American Jesuits are pushing members of Congress who were educated at the Catholic order’s schools to pass aid for thousands of refugee children who have surged across the border in Texas in recent months, calling proposals to swiftly deport them “inhumane and an insult to American values.”
“I ask you, as a leader, a parent, and a Catholic, to uphold an American tradition of which we are all proud,” the Rev. Thomas Smolich, head of the U.S. Jesuit conference, wrote to House Speaker John Boehner and 42 other House members who graduated from Jesuit high schools and colleges.
“We must welcome the refugee, the victim of trafficking, the child who has been abused or abandoned,” Smolich wrote in the July 29 letter. “Let us follow in the footsteps of Jesus when he said, ‘Let the children come to me, and do not prevent them; for the kingdom of heaven belongs to such as these.’”
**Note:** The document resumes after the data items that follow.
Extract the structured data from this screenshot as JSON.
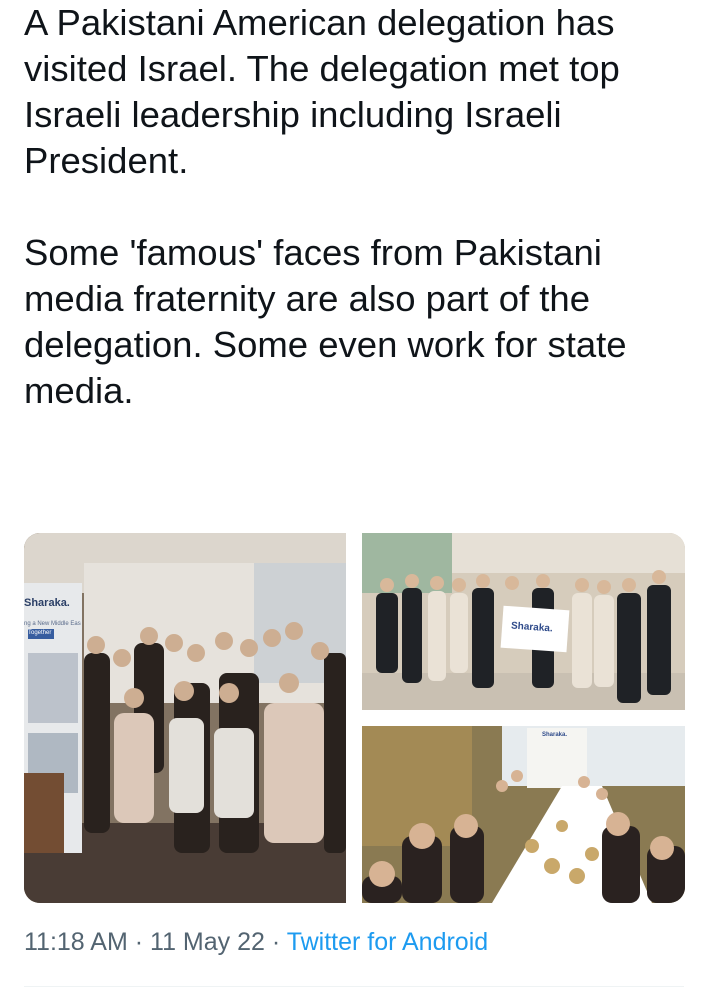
{
  "tweet": {
    "text_paragraph_1": "A Pakistani American delegation has visited Israel. The delegation met top Israeli leadership including Israeli President.",
    "text_paragraph_2": "Some 'famous' faces from Pakistani media fraternity are also part of the delegation. Some even work for state media.",
    "time": "11:18 AM",
    "separator": "·",
    "date": "11 May 22",
    "source": "Twitter for Android"
  },
  "media": {
    "photo_1": {
      "banner_title": "Sharaka.",
      "banner_subtitle": "ng a New Middle Eas",
      "banner_tag": "Together"
    },
    "photo_2": {
      "banner_title": "Sharaka."
    },
    "photo_3": {
      "banner_title": "Sharaka."
    }
  },
  "colors": {
    "text": "#0f1419",
    "meta": "#536471",
    "link": "#1d9bf0"
  }
}
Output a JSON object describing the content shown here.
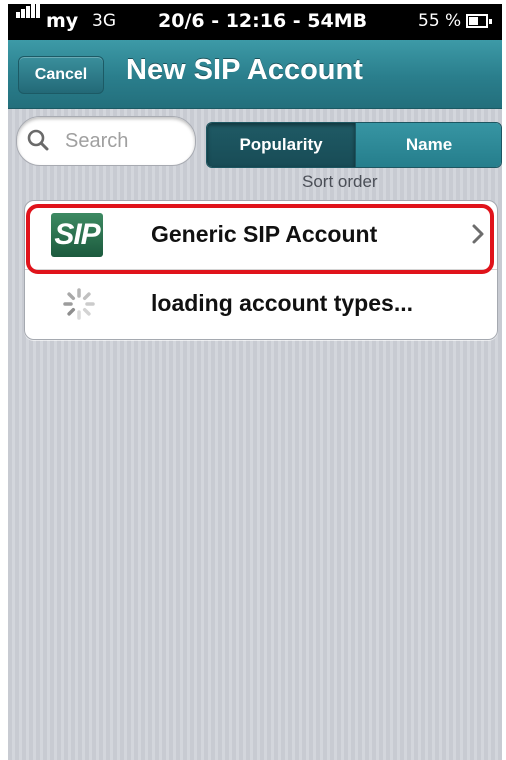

Since last fall, more than 57,000 unaccompanied minors have flooded across the U.S.-Mexico border, mainly in south Texas, most of them from El Salvador, Guatemala and Honduras.
The migrants are often driven out by endemic violence in their home countries and drawn to the U.S. by prospects of better economic opportunities or the chance to reunite with their families.
But the influx has created a humanitarian crisis that has become a political wedge issue.